4 Bar and Rising at NSDF10 (from Noises Off)

The poor common man at the centre of 4 Bar and Rising is under a lot of pressure: mounting paperwork and networks of dependency have reduced him to a human pinball. The boiler in my house rarely gets up to one bar, and that heats the house fine – these days it's too much. So I dread to think what four bars must be like. This man's plight, as he is pinged around the stage while trying to shrug off the burdens of his world, is one that taps into the essence of modern life. It speaks to each of us living in a society with dress codes and a reliance on exam results as a means of determining worth.

4 Bar... speaks most strongly against the society it finds itself in when Adrian Spring finds himself forced to bear with him a wad of important papers, which between them determine and rigidly classify his life. His birth certificate, exam results, CV, marriage and divorce certificates and all that tiresome bureaucracy that has turned him into the dazed, confused and pressured individual he is. They are all things expressing an obligation on his part (even that of registering his birth) – yet not one demonstrates any benefit he gains, like a wage or food. Most explicitly, a final – unidentified – piece of paper is dangled in front of him and placed just out of his reach. As he strains against the elasticated rope holding him back, struggling to keep hold of the other papers (ie. his entire life, in this society's value-structure), desperate to reach the piece of paper (clearly representing the wages/benefits for the generic proletariat) denied to him, the tension builds and the anti-capitalist allegory becomes very clear. Then the tension snaps – and of course the working man had been denied his rights.
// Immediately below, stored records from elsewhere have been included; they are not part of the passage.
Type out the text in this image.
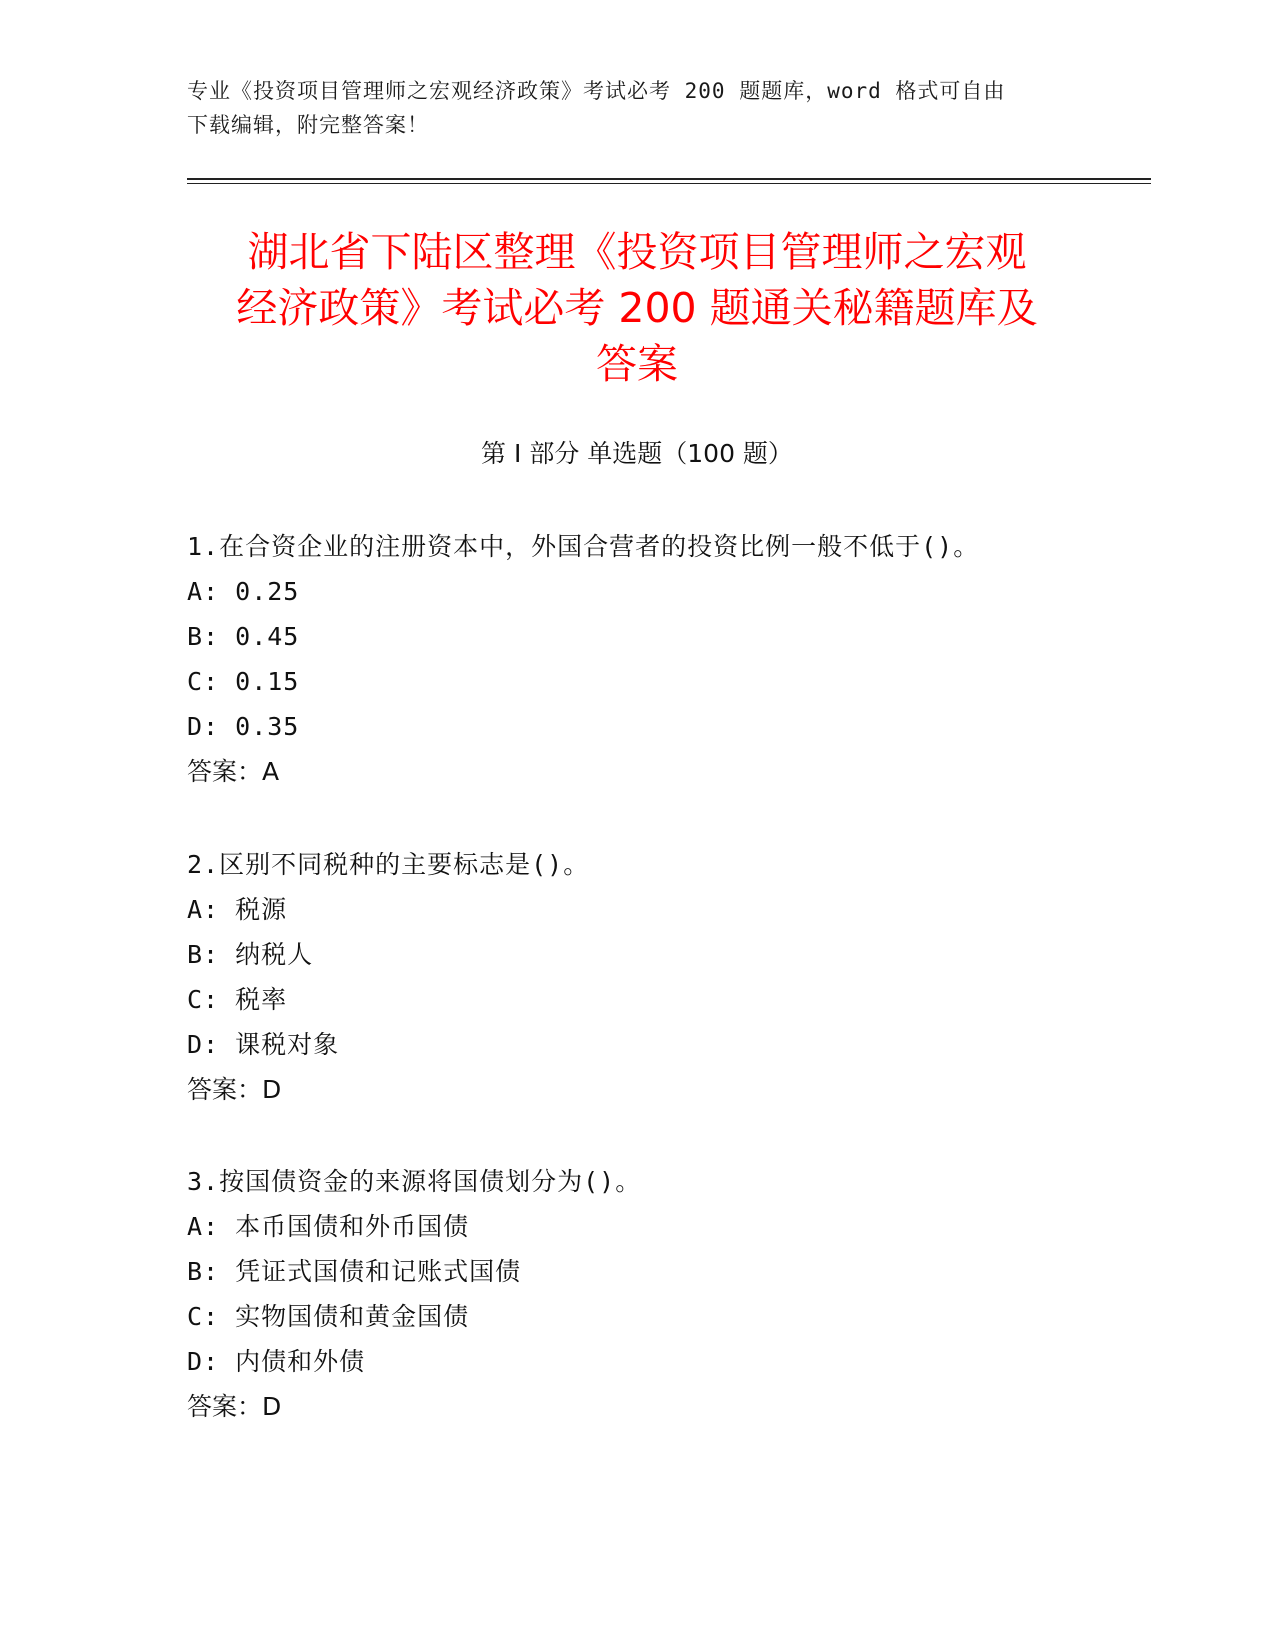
专业《投资项目管理师之宏观经济政策》考试必考 200 题题库，word 格式可自由
下载编辑，附完整答案！
湖北省下陆区整理《投资项目管理师之宏观
经济政策》考试必考 200 题通关秘籍题库及
答案
第 I 部分 单选题（100 题）
1.在合资企业的注册资本中，外国合营者的投资比例一般不低于()。
A: 0.25
B: 0.45
C: 0.15
D: 0.35
答案：A
2.区别不同税种的主要标志是()。
A: 税源
B: 纳税人
C: 税率
D: 课税对象
答案：D
3.按国债资金的来源将国债划分为()。
A: 本币国债和外币国债
B: 凭证式国债和记账式国债
C: 实物国债和黄金国债
D: 内债和外债
答案：D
His final act is a liberation not only of mind and body but of the individual from the strictures of a capitalist society that categorises and codifies its citizens amid swathes of bureaucracy.
Alternatively, it may be about something entirely different. To be honest, I really wanted 4 Bar and Rising to be about weather reports. I hoped for some Met Office experts to be pointing to colourful maps of the UK as isobars swept across the Pennines and deposited buckets of rain over Scarborough. Ideally, there would be four isobars, although I don't think that means very much pressure – I'm not a weather forecaster.

There was a man who struggles to cross roads because he worries that some other people will throw sheets of paper at him. They might also tie an elastic rope to him and ping him about like a human pinball. It becomes a live essay on the dangers of bullying. But don't worry; there's a nice ending. Our dazed, confused and abused young man remembers a Christmas or birthday, when his dad gave him a skateboard (represented here by a long metal bar). It's a touching tribute to the power of interpersonal relationships, especially within families.

Actually, neither of those really works and everything I've thought about 4 Bar... has been at best incomplete and at worst flawed. It's the sort of piece that ought to be played about with in an audience's collective imagination for long after the applause dies down. There are a myriad ways of looking at it.

Each member of the cast has a clear idea of what their piece means, and appear to want each audience member to feel that too: an individual interpretation that doesn't depend on any prescribed meaning from elsewhere. So, for those of you that had a meaning worked out – however incomplete – that's great, don't worry about it matching up with any other view, least of all that held by the cast. For the rest of us, 4 Bar... raises questions about how important it is that we pin down the exact meaning of a performance.

In the end, almost any interpretation is equally as valid as another: so said cast member Sam Powell in yesterday's discussion.